La ministre de l'Ecologie et de l'Energie a vu rouge lorsque la SNCF a annoncé une hausse des tarifs de 2,6% en moyenne, hausse que nous avions anticipé sur EconomieMatin en vous dévoilant le projet de la SNCF pour rentabiliser un peu plus ses trains. Alors si en plus le dossier autoroutes est un échec et que les bus sont libéralisés, forcément, Ségolène Royal a trouvé son nouveau cheval de bataille. Peut-être pour faire oublier l'énorme couac de l'Ecotaxe...

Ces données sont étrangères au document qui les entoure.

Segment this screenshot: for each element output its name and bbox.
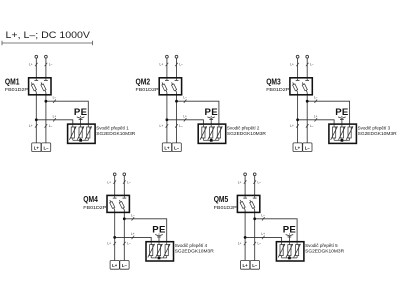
svg-text:QM4: QM4 <box>83 194 98 204</box>
svg-text:Svodič přepětí 3: Svodič přepětí 3 <box>358 125 391 130</box>
svg-text:QM1: QM1 <box>5 76 20 86</box>
svg-text:Svodič přepětí 5: Svodič přepětí 5 <box>305 243 338 248</box>
svg-text:Svodič přepětí 4: Svodič přepětí 4 <box>175 243 208 248</box>
svg-text:Svodič přepětí 2: Svodič přepětí 2 <box>227 125 260 130</box>
svg-text:QM2: QM2 <box>136 76 151 86</box>
svg-text:Svodič přepětí 1: Svodič přepětí 1 <box>96 125 129 130</box>
svg-text:QM3: QM3 <box>266 76 281 86</box>
svg-text:QM5: QM5 <box>214 194 229 204</box>
svg-text:L+, L–; DC 1000V: L+, L–; DC 1000V <box>6 30 91 40</box>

Un décret, une réforme, la main mise sur les tarifs

Invitée du Grand Jury (RTL/LCI/Le Figaro) le dimanche 4 janvier 2015, la ministre n'y va pas par quatre chemins pour annoncer ce qu'elle compte faire : elle veut « réformer par décret la façon dont l'Etat contrôle les prix des transports publics ». Heureusement qu'on parlait de simplifier, au gouvernement.

Pourquoi ? Car elle n'a pas digéré l'augmentation des tarifs de la SNCF annoncée le 26 décembre 2014 comme un cadeau de Noël empoisonné : une hausse de 2,6% en moyenne alors que l'inflation s'est établie à 0,3% sur un an en novembre.

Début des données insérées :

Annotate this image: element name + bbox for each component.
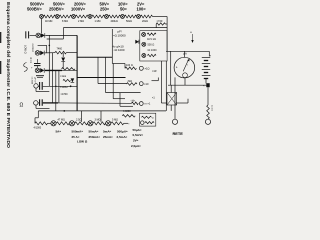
- svg-text:Ω: Ω: [20, 103, 24, 109]
- svg-text:20kΩ: 20kΩ: [142, 20, 148, 23]
- svg-text:50kΩ: 50kΩ: [126, 20, 132, 23]
- svg-text:1000V≈: 1000V≈: [71, 7, 86, 12]
- svg-text:500 Ω: 500 Ω: [148, 43, 155, 46]
- svg-text:×100Ω: ×100Ω: [60, 86, 68, 89]
- svg-text:2 MΩ: 2 MΩ: [78, 20, 84, 23]
- svg-text:7460: 7460: [57, 48, 63, 51]
- svg-text:pF≈V: pF≈V: [34, 78, 37, 84]
- svg-text:5A≈: 5A≈: [56, 129, 62, 133]
- svg-text:≈Ω 1000: ≈Ω 1000: [114, 48, 125, 52]
- svg-text:4/1000: 4/1000: [34, 127, 42, 130]
- svg-text:47 MΩ: 47 MΩ: [58, 119, 66, 122]
- svg-text:25mA≈: 25mA≈: [103, 135, 113, 139]
- svg-text:OUTPUT: OUTPUT: [31, 44, 33, 53]
- svg-text:2.5Ω: 2.5Ω: [76, 119, 81, 122]
- svg-text:RETE: RETE: [173, 131, 184, 136]
- svg-text:250mA≈: 250mA≈: [89, 135, 101, 139]
- svg-text:50≈: 50≈: [120, 7, 128, 12]
- svg-text:LOW Ω: LOW Ω: [24, 45, 28, 54]
- svg-text:×1Ω: ×1Ω: [145, 67, 150, 71]
- svg-text:Ω ×1: Ω ×1: [29, 58, 32, 64]
- svg-text:≈Ω 10000: ≈Ω 10000: [113, 33, 126, 37]
- svg-text:0,5mV≈: 0,5mV≈: [133, 133, 144, 137]
- svg-text:Esquema completo del Supertest: Esquema completo del Supertester I.C.E. …: [6, 2, 11, 149]
- svg-text:5 MΩ: 5 MΩ: [112, 119, 118, 122]
- svg-text:μA: μA: [184, 52, 187, 56]
- svg-text:50μA≈: 50μA≈: [133, 128, 142, 132]
- svg-text:×720: ×720: [157, 19, 163, 23]
- svg-text:4.0000: 4.0000: [123, 110, 131, 113]
- svg-text:100≈: 100≈: [137, 7, 147, 12]
- svg-text:LOW Ω: LOW Ω: [77, 140, 88, 144]
- svg-text:≈Ω 1000: ≈Ω 1000: [147, 49, 157, 52]
- svg-text:25 A≈: 25 A≈: [72, 135, 80, 139]
- svg-text:2,0μA≈: 2,0μA≈: [131, 144, 141, 148]
- svg-text:400kΩ: 400kΩ: [111, 20, 118, 23]
- svg-text:250BV≈: 250BV≈: [49, 7, 65, 12]
- svg-text:+: +: [190, 31, 192, 35]
- svg-text:×1ΞΞ: ×1ΞΞ: [60, 75, 66, 78]
- svg-text:500μA≈: 500μA≈: [117, 129, 128, 133]
- svg-text:2,5mA≈: 2,5mA≈: [117, 135, 128, 139]
- svg-text:3 MΩ: 3 MΩ: [95, 119, 101, 122]
- svg-text:50mA≈: 50mA≈: [89, 129, 99, 133]
- svg-text:500mA≈: 500mA≈: [72, 129, 84, 133]
- svg-text:×10!: ×10!: [152, 70, 157, 73]
- svg-text:40 MΩ: 40 MΩ: [45, 20, 53, 23]
- svg-text:500BV≈: 500BV≈: [27, 7, 43, 12]
- svg-text:5mA≈: 5mA≈: [103, 129, 112, 133]
- svg-text:8 MΩ: 8 MΩ: [62, 20, 68, 23]
- svg-text:m ×1: m ×1: [145, 102, 151, 106]
- svg-text:Ω×V kΩ: Ω×V kΩ: [147, 38, 156, 41]
- svg-text:×4 4600: ×4 4600: [31, 77, 34, 85]
- svg-text:×4700: ×4700: [61, 93, 69, 96]
- svg-text:no me: no me: [211, 105, 213, 112]
- svg-text:2V≈: 2V≈: [133, 138, 139, 142]
- svg-text:250≈: 250≈: [100, 7, 110, 12]
- svg-text:×10: ×10: [144, 82, 149, 86]
- svg-text:100 Ω: 100 Ω: [126, 64, 133, 67]
- svg-text:1 MΩ: 1 MΩ: [95, 20, 101, 23]
- svg-text:+: +: [176, 66, 178, 70]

Elle veut donc avoir la main sur les tarifs de la SNCF mais également sur le reste : les péages autoroutiers, qui devraient augmenter de 0,57% au 1er février 2015 et pour lesquels Ségolène Royal a déjà pensé à un gel, et les tarifs des bus, nouveau système de transport « innovant » que la Loi Macron devrait libéraliser. Pour les pauvres, ces « sans-dents » qui ne peuvent même pas se payer un billet de train.

Encore un échec en vue pour Royal ?

Que Ségolène Royal annonce vouloir « une transparence des prix » et « une consultation des usagers », c'est plutôt une bonne chose. Mais va-t-elle vraiment réussir à réformer ce domaine ? Il vaudrait mieux, car la ministre, dans ses derniers dossiers, n'a pas réussi à finaliser grand-chose.

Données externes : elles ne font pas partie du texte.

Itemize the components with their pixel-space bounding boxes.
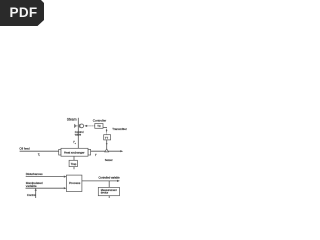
svg-text:Ti: Ti bbox=[38, 152, 41, 157]
svg-text:device: device bbox=[101, 191, 109, 195]
svg-text:valve: valve bbox=[75, 133, 82, 137]
svg-text:Controlled variable: Controlled variable bbox=[99, 176, 121, 180]
svg-text:Disturbances: Disturbances bbox=[26, 172, 43, 176]
svg-text:T: T bbox=[95, 153, 98, 157]
svg-text:Heat exchanger: Heat exchanger bbox=[64, 150, 85, 154]
svg-text:TT: TT bbox=[105, 136, 109, 140]
svg-text:Oil feed: Oil feed bbox=[19, 146, 30, 150]
svg-text:Trap: Trap bbox=[71, 162, 77, 166]
svg-text:Sensor: Sensor bbox=[105, 159, 113, 162]
svg-text:Steam: Steam bbox=[67, 118, 77, 122]
svg-text:Controller: Controller bbox=[93, 119, 106, 123]
svg-text:Process: Process bbox=[69, 181, 81, 185]
svg-text:Control: Control bbox=[27, 193, 36, 197]
svg-text:variable: variable bbox=[26, 184, 37, 188]
svg-text:Transmitter: Transmitter bbox=[112, 127, 127, 131]
svg-text:TC: TC bbox=[97, 124, 101, 128]
svg-text:Ts: Ts bbox=[73, 140, 76, 145]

L'année 2014 s'est en effet close sur deux échecs : l'abandon de l'Ecotaxe, considéré le couac du gouvernement le plus important de l'année selon un sondage Tilder, et la question de la rente autoroutière et des contrats de gestion.

Ségolène Royal veut modifier les règles des hausses de tarif des entreprises publiques.